As Wylan hunted for a mask, Jesper picked out a fantastic red hat and put it on.

"Um … Oh, don't forget your gloves." Wylan handed a pair over. It wouldn't do to touch the compound. Retrieving a full-face mask, he tried it on. "Perfect. Covers my whole face."

"I kind of like your face," Jesper said. The words had come out of their own accord, but … they weren't wrong. It was a beautiful face, sensitive and expressive. He'd always thought so, even while he was trying to pretend not to.

Wylan took the mask down, his eyes meeting Jesper's in surprise. Did that mean—was Jesper flirting with him? It felt like flirting. He wanted it to be flirting.

But before he could follow up on that very interesting opening, Inej appeared, in her own costume, and Jesper's eyes moved to her face instead.

"It smells like these haven't been washed since last year," she complained.

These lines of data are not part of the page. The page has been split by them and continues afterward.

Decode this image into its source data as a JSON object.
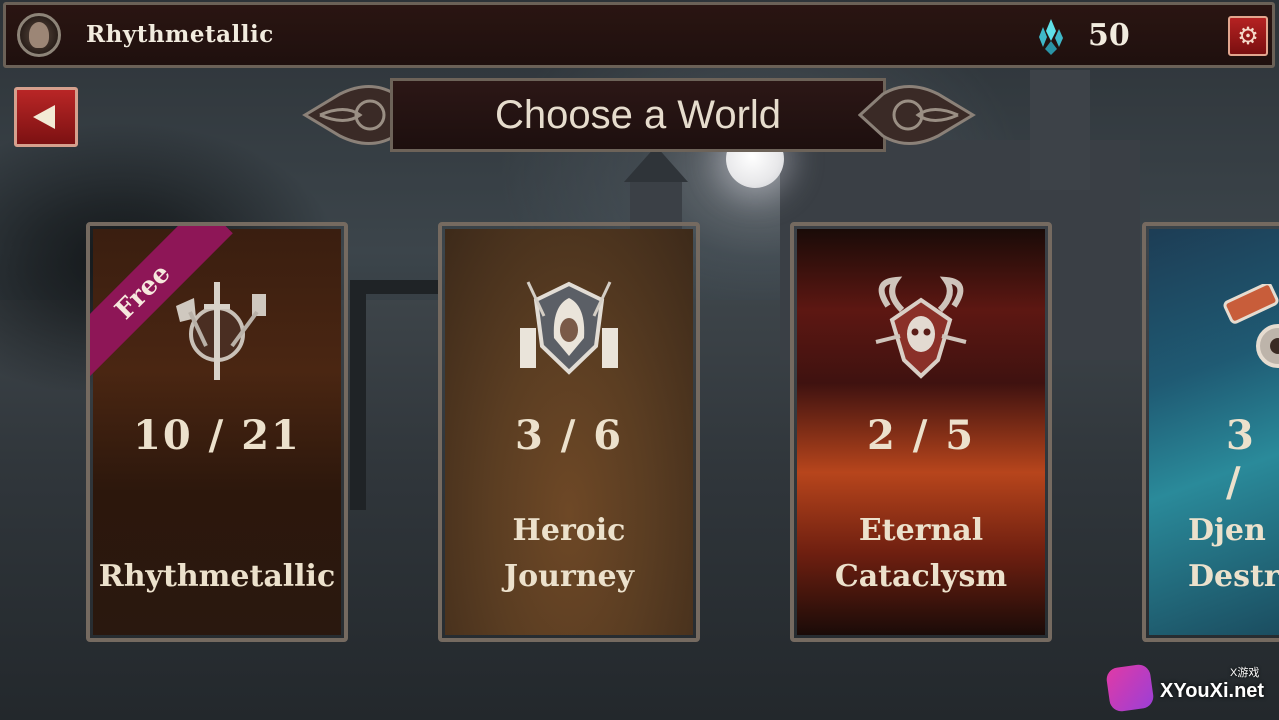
{
  "header": {
    "username": "Rhythmetallic",
    "gem_count": "50",
    "icons": {
      "avatar": "avatar-icon",
      "gem": "crystal-gem-icon",
      "settings": "gear-icon"
    }
  },
  "nav": {
    "back_icon": "back-arrow-icon"
  },
  "title": "Choose a World",
  "worlds": [
    {
      "name_line1": "Rhythmetallic",
      "name_line2": "",
      "progress": "10 / 21",
      "ribbon": "Free",
      "emblem": "axe-shield-hammer-emblem-icon"
    },
    {
      "name_line1": "Heroic",
      "name_line2": "Journey",
      "progress": "3 / 6",
      "emblem": "hooded-hero-shield-emblem-icon"
    },
    {
      "name_line1": "Eternal",
      "name_line2": "Cataclysm",
      "progress": "2 / 5",
      "emblem": "horned-skull-emblem-icon"
    },
    {
      "name_line1": "Djen",
      "name_line2": "Destru",
      "progress": "3 /",
      "emblem": "gear-emblem-icon"
    }
  ],
  "colors": {
    "accent_red": "#b52222",
    "ribbon_magenta": "#8e1657",
    "text_cream": "#ece1cc"
  },
  "watermark": {
    "text": "XYouXi.net",
    "small": "X游戏"
  }
}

Which was probably true.

Kaz came past, and Jesper hastily took the hat off. He never liked looking ridiculous in front of Kaz, although he did it often enough. But Kaz wasn't interested in him; he had eyes only for the crates of poison. He looked up at Wylan. "It will mimic it in every way?"

"Mm-hm."

"Good." Kaz looked up at Jesper, who decided it was high time to break the tension that had existed between them since they got back and found their home gone. And maybe to set some new parameters for their relationship going forward. He loved being a Crow. It probably wasn't going too far to say he loved Kaz, in some strange way. But things had changed—between them as well as within Jesper. And it was time to make that clear.

"You're going to say you can't do this without me. Yeah? And that you hate it when we're angry at each other, but sometimes brothers fight. And that when all this is over, you're going to open a tab for me at a club of my choosing, 'cause when Pekka's gone, you're going to take it all. That's what you were going to say."

Kaz stared at him.

Jesper held that cold gaze, waiting, refusing to be put off without an answer. "Yes?"

At last, Kaz said, "There's a cap on the tab. But otherwise yes. To all of that."

It was a moment that had been a very long time coming—a moment in which Jesper demanded the recognition due his place in Kaz's life, and Kaz finally granted it. Jesper could feel the earth shifting beneath his feet as they looked at one another. Whatever complications there had been between them, now they knew where they stood and who they were to each other.

Now Jesper could move on with his life.

He nodded at Kaz. "Then let's go take down the King."